Interim data from the ongoing clinical trial shows that the administration of 186RNL, which is designed to allow for targeted beta radiation to the tumor via convection enhanced delivery (CED) with limited exposure to surrounding tissues, was well tolerated in adult patients with recurrent GBM at significantly higher doses than with standard treatment modalities such as external beam radiation therapy (EBRT).

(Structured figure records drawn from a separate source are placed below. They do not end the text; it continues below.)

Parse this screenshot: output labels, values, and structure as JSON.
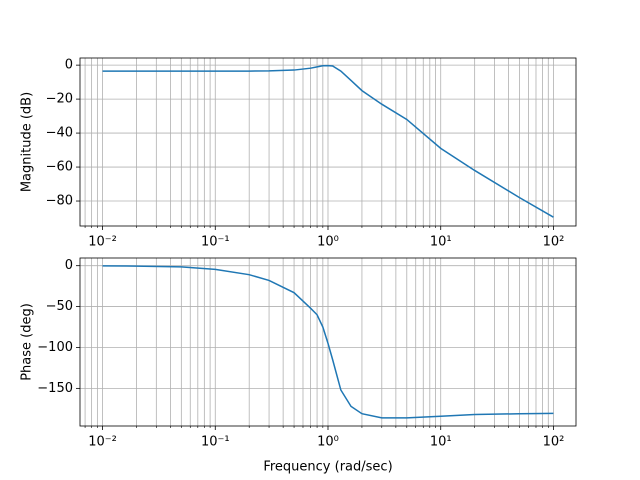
{
  "chart_data": [
    {
      "type": "line",
      "ylabel": "Magnitude (dB)",
      "log_x": true,
      "grid": true,
      "color": "#1f77b4",
      "x": [
        0.01,
        0.02,
        0.05,
        0.1,
        0.2,
        0.3,
        0.5,
        0.7,
        0.8,
        0.9,
        1.0,
        1.1,
        1.3,
        1.6,
        2,
        3,
        5,
        10,
        20,
        50,
        100
      ],
      "values": [
        -3.5,
        -3.5,
        -3.5,
        -3.5,
        -3.5,
        -3.4,
        -2.9,
        -1.8,
        -1.0,
        -0.4,
        -0.3,
        -0.5,
        -3.5,
        -9,
        -15,
        -23,
        -32,
        -49,
        -62,
        -78,
        -89.5
      ],
      "xlim": [
        0.00631,
        158.5
      ],
      "ylim": [
        -94.7,
        4.2
      ],
      "xticks": [
        {
          "value": 0.01,
          "label": "10⁻²"
        },
        {
          "value": 0.1,
          "label": "10⁻¹"
        },
        {
          "value": 1,
          "label": "10⁰"
        },
        {
          "value": 10,
          "label": "10¹"
        },
        {
          "value": 100,
          "label": "10²"
        }
      ],
      "xminorticks": [
        0.007,
        0.008,
        0.009,
        0.02,
        0.03,
        0.04,
        0.05,
        0.06,
        0.07,
        0.08,
        0.09,
        0.2,
        0.3,
        0.4,
        0.5,
        0.6,
        0.7,
        0.8,
        0.9,
        2,
        3,
        4,
        5,
        6,
        7,
        8,
        9,
        20,
        30,
        40,
        50,
        60,
        70,
        80,
        90
      ],
      "yticks": [
        0,
        {
          "value": -20,
          "label": "−20"
        },
        {
          "value": -40,
          "label": "−40"
        },
        {
          "value": -60,
          "label": "−60"
        },
        {
          "value": -80,
          "label": "−80"
        }
      ]
    },
    {
      "type": "line",
      "ylabel": "Phase (deg)",
      "xlabel": "Frequency (rad/sec)",
      "log_x": true,
      "grid": true,
      "color": "#1f77b4",
      "x": [
        0.01,
        0.02,
        0.05,
        0.1,
        0.2,
        0.3,
        0.5,
        0.7,
        0.8,
        0.9,
        1.0,
        1.1,
        1.3,
        1.6,
        2,
        3,
        5,
        10,
        20,
        50,
        100
      ],
      "values": [
        -0.2,
        -0.5,
        -1.5,
        -4.5,
        -11,
        -18,
        -33,
        -52,
        -60,
        -75,
        -95,
        -115,
        -152,
        -172,
        -181,
        -186,
        -186,
        -184,
        -182,
        -181,
        -180.5
      ],
      "xlim": [
        0.00631,
        158.5
      ],
      "ylim": [
        -196,
        9.4
      ],
      "xticks": [
        {
          "value": 0.01,
          "label": "10⁻²"
        },
        {
          "value": 0.1,
          "label": "10⁻¹"
        },
        {
          "value": 1,
          "label": "10⁰"
        },
        {
          "value": 10,
          "label": "10¹"
        },
        {
          "value": 100,
          "label": "10²"
        }
      ],
      "xminorticks": [
        0.007,
        0.008,
        0.009,
        0.02,
        0.03,
        0.04,
        0.05,
        0.06,
        0.07,
        0.08,
        0.09,
        0.2,
        0.3,
        0.4,
        0.5,
        0.6,
        0.7,
        0.8,
        0.9,
        2,
        3,
        4,
        5,
        6,
        7,
        8,
        9,
        20,
        30,
        40,
        50,
        60,
        70,
        80,
        90
      ],
      "yticks": [
        0,
        {
          "value": -50,
          "label": "−50"
        },
        {
          "value": -100,
          "label": "−100"
        },
        {
          "value": -150,
          "label": "−150"
        }
      ]
    }
  ]
}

What is the ReSPECT™ clinical trial?
PLUS THERAPEUTICS is conducting the ReSPECT™-GBM clinical trial under a U.S. FDA approved Investigational New Drug (IND) application.
In September 2020, PLUS THERAPEUTICS announced that the U.S. FDA granted both an Orphan Drug designation and a Fast Track designation for its lead investigational drug, 186RNL (Rhenium-186 NanoLiposome) for the treatment of patients with recurrent glioblastoma.
The FDA’s Office of Orphan Drug Products grants orphan status to support development of medicines for underserved patient populations, or rare disorders, that affect fewer than 200,000 people in the U.S. Orphan drug designation provides to the Company certain benefits, including market exclusivity upon regulatory approval, exemption of FDA application fees, and tax credits for qualified clinical trials.
The FDA’s Fast Track process is designed to facilitate the development and expedite the review of drugs to treat serious conditions and fill an unmet medical need. The purpose is to get important new drugs to the patient earlier. Fast Track addresses a broad range of serious conditions.